Other Valuable Information

  • The study is well-designed, with ample sample size, results presented as mean±SD, and rigorous statistical methods, providing strong support for the reliability of the findings.
  • Results suggest sex-dependent differences in response to CDM regenerative effects, offering insights for future personalized medicine research.
  • The research team is further exploring the immunomodulatory effects of MSC secretions in autoimmune diabetes models (such as NOD mice) and tracing additional potential transdifferentiation lineages, providing new evidence for the multi-origin theory of β cell regeneration.
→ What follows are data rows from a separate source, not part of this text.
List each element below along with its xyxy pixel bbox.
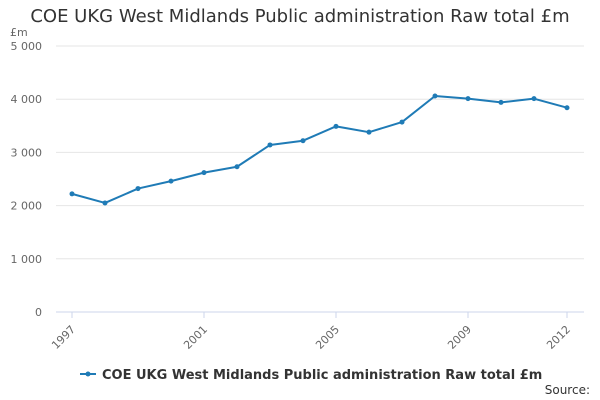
data-point[interactable] <box>135 186 141 192</box>
y-tick-label: 1 000 <box>11 253 43 266</box>
data-point[interactable] <box>333 123 339 129</box>
data-point[interactable] <box>432 93 438 99</box>
data-point[interactable] <box>267 142 273 148</box>
x-axis-ticks: 1997 2001 2005 2009 2012 <box>49 311 584 352</box>
x-tick-label: 2005 <box>313 323 342 352</box>
chart-title: COE UKG West Midlands Public administrat… <box>30 6 570 27</box>
x-tick-label: 2009 <box>445 323 474 352</box>
data-point[interactable] <box>234 164 240 170</box>
x-tick-label: 2001 <box>181 323 210 352</box>
data-point[interactable] <box>102 200 108 206</box>
y-axis-ticks: 0 1 000 2 000 3 000 4 000 5 000 <box>11 40 43 319</box>
data-point[interactable] <box>531 96 537 102</box>
data-point[interactable] <box>399 119 405 125</box>
x-tick-label: 1997 <box>49 323 78 352</box>
y-tick-label: 3 000 <box>11 146 43 159</box>
data-point[interactable] <box>300 138 306 144</box>
data-point[interactable] <box>465 96 471 102</box>
legend[interactable]: COE UKG West Midlands Public administrat… <box>80 368 542 383</box>
data-point[interactable] <box>168 178 174 184</box>
grid-layer <box>56 45 584 313</box>
y-axis-unit-label: £m <box>10 26 28 39</box>
data-point[interactable] <box>564 105 570 111</box>
data-point[interactable] <box>69 191 75 197</box>
x-tick-label: 2012 <box>544 323 573 352</box>
y-tick-label: 5 000 <box>11 40 43 53</box>
legend-marker-icon <box>85 371 91 377</box>
y-tick-label: 4 000 <box>11 93 43 106</box>
source-label: Source: <box>545 383 590 397</box>
data-point[interactable] <box>201 170 207 176</box>
y-tick-label: 0 <box>35 306 42 319</box>
series-layer <box>69 93 570 206</box>
data-point[interactable] <box>366 129 372 135</box>
legend-label: COE UKG West Midlands Public administrat… <box>102 368 542 383</box>
y-tick-label: 2 000 <box>11 200 43 213</box>
data-point[interactable] <box>498 99 504 105</box>
series-line[interactable] <box>71 95 568 204</box>
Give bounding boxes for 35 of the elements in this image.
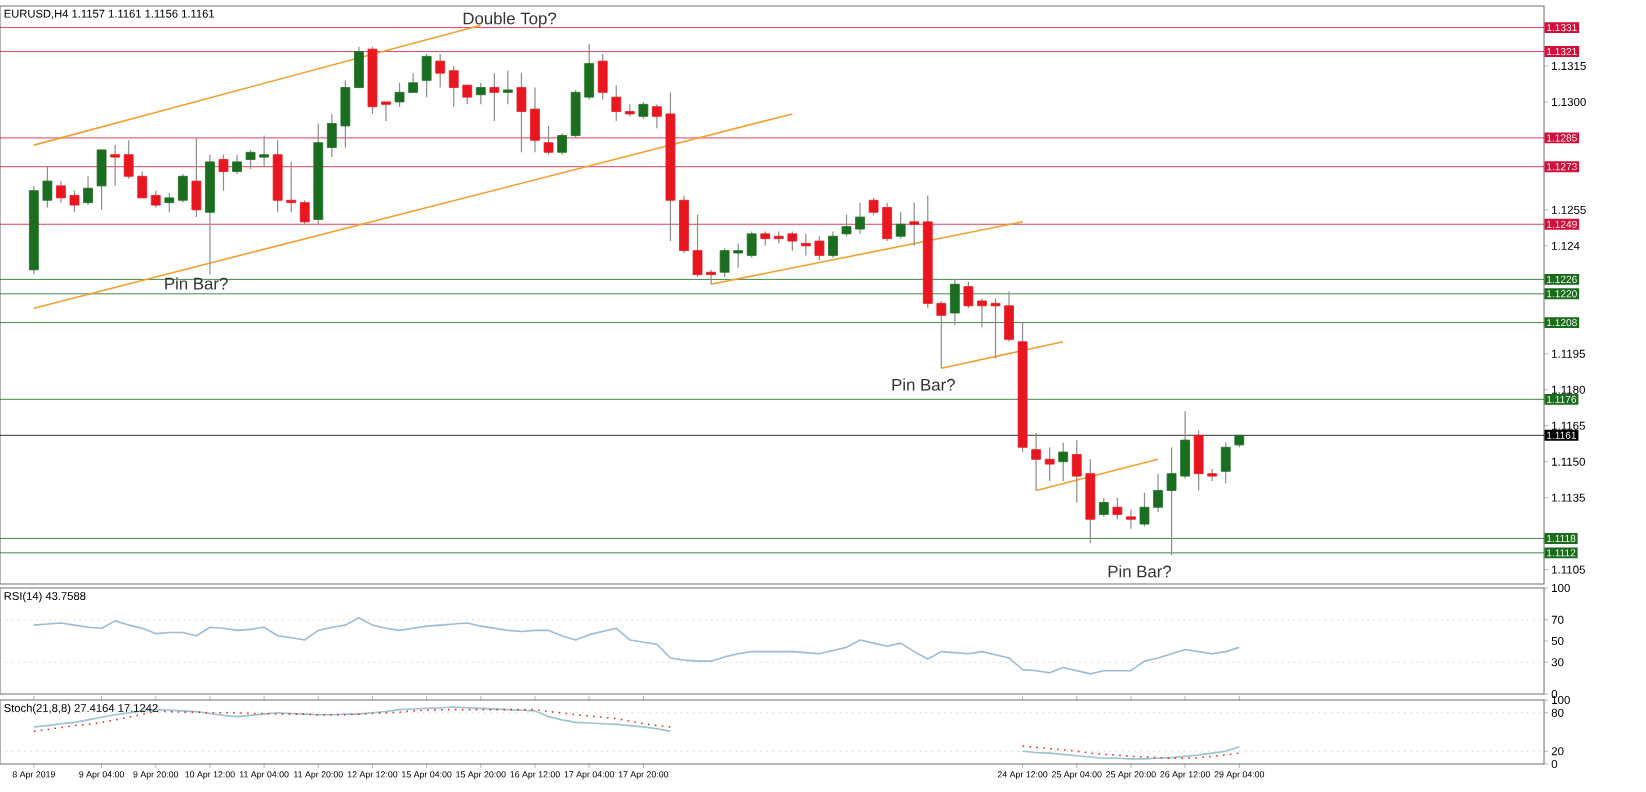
candlestick [83, 175, 93, 206]
candlestick [611, 84, 622, 122]
line-series [1021, 745, 1241, 760]
candlestick [299, 199, 310, 225]
candlestick [597, 53, 608, 101]
candlestick [475, 82, 486, 105]
candlestick [1126, 509, 1136, 530]
candlestick [1220, 441, 1231, 484]
candlestick [232, 154, 242, 175]
candlestick [1058, 441, 1069, 482]
candlestick [110, 144, 120, 187]
candlestick [909, 202, 920, 247]
candlestick [828, 230, 838, 259]
candlestick [96, 149, 107, 211]
annotation: Double Top? [463, 12, 557, 28]
candlestick [543, 125, 554, 156]
annotation: Pin Bar? [1108, 565, 1172, 578]
candlestick [746, 230, 757, 259]
candlestick [895, 211, 906, 240]
candlestick [557, 132, 567, 156]
candlestick [164, 192, 175, 213]
candlestick [503, 70, 513, 105]
annotation: Pin Bar? [165, 277, 228, 290]
candlestick [1031, 432, 1041, 492]
candlestick [435, 53, 446, 89]
candlestick [191, 137, 202, 218]
candlestick [1112, 497, 1123, 520]
annotation: Pin Bar? [892, 378, 955, 391]
candlestick [1098, 497, 1109, 518]
candlestick [218, 154, 229, 192]
candlestick [421, 53, 432, 98]
candlestick [177, 173, 188, 204]
candlestick [1044, 446, 1055, 482]
candlestick [354, 46, 364, 89]
candlestick [489, 72, 500, 122]
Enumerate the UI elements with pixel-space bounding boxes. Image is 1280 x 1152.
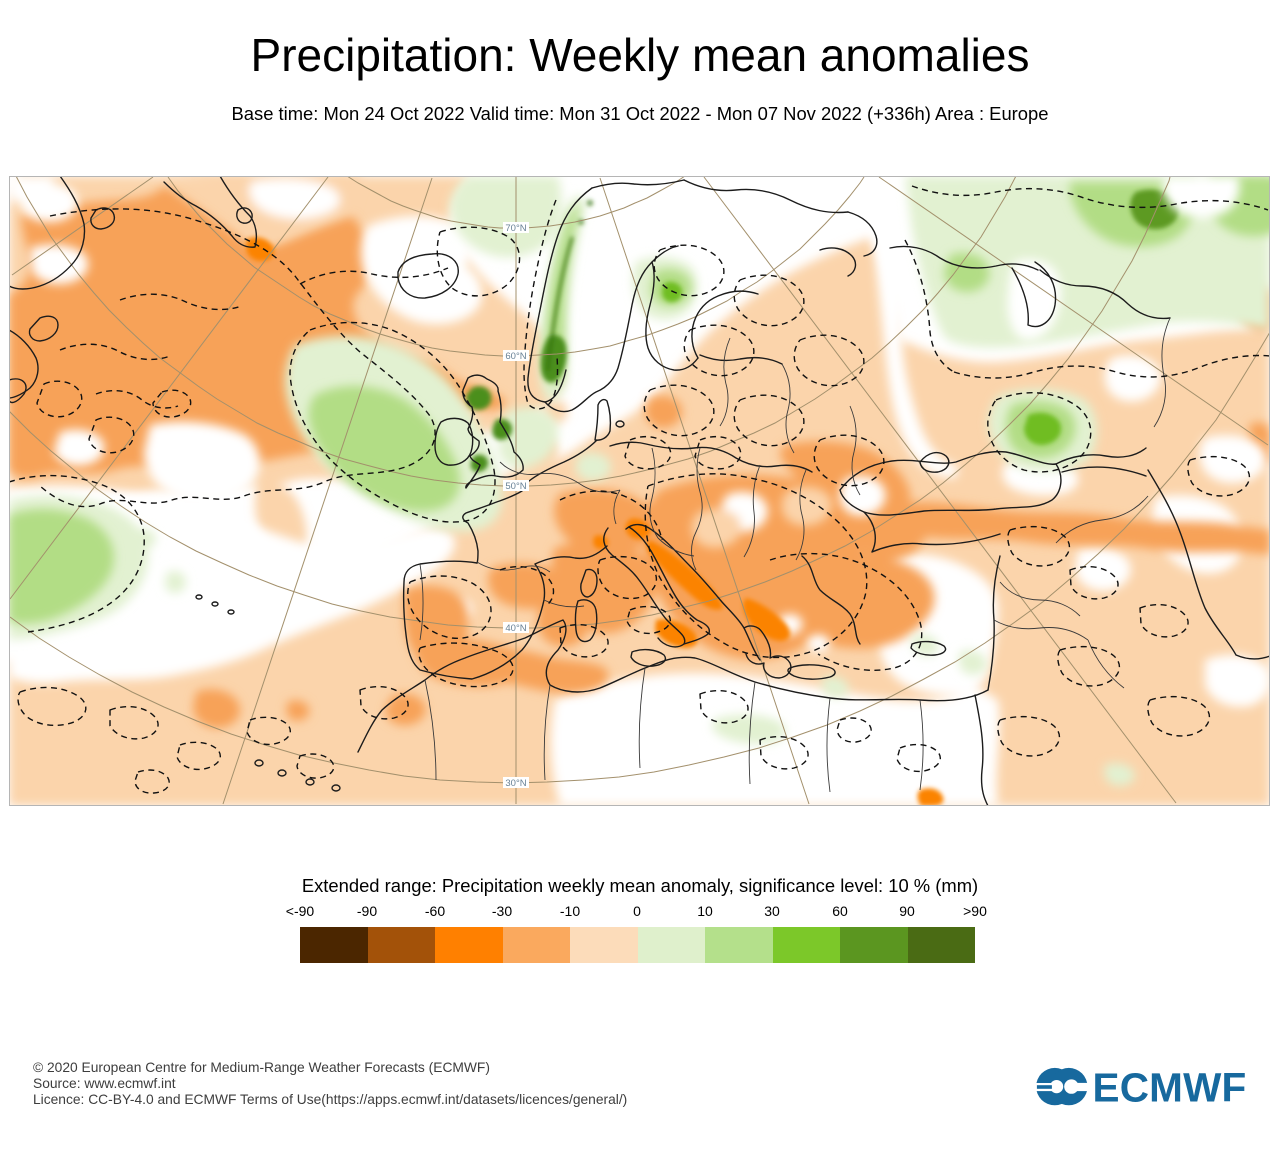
svg-text:ECMWF: ECMWF [1093, 1064, 1247, 1110]
svg-text:30°N: 30°N [505, 778, 526, 789]
svg-text:60°N: 60°N [505, 351, 526, 362]
svg-text:40°N: 40°N [505, 623, 526, 634]
svg-text:50°N: 50°N [505, 481, 526, 492]
svg-text:70°N: 70°N [505, 223, 526, 234]
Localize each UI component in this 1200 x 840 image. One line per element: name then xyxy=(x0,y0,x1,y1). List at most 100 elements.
Scientific Significance and Impact

This study deepens the understanding of pancreatic β cell regeneration mechanisms at the cellular and molecular level, advancing regenerative medicine and molecular diabetes therapy, and provides a solid theoretical foundation for clinical development of safe, effective, and well-defined islet regenerative drugs such as MSC secretome preparations. Addressing the current incurable status of type 1 diabetes, this research challenges the traditional notion that β cell regeneration derives solely from self-duplication, and points toward future strategies of functional islet reconstruction by manipulating endogenous progenitor cells and coordinating multi-lineage regeneration. Overall, this research brings new hope for a cure for type 1 diabetes, enriches theoretical frameworks in tissue regeneration and cellular differentiation, and holds significant scientific and practical application value.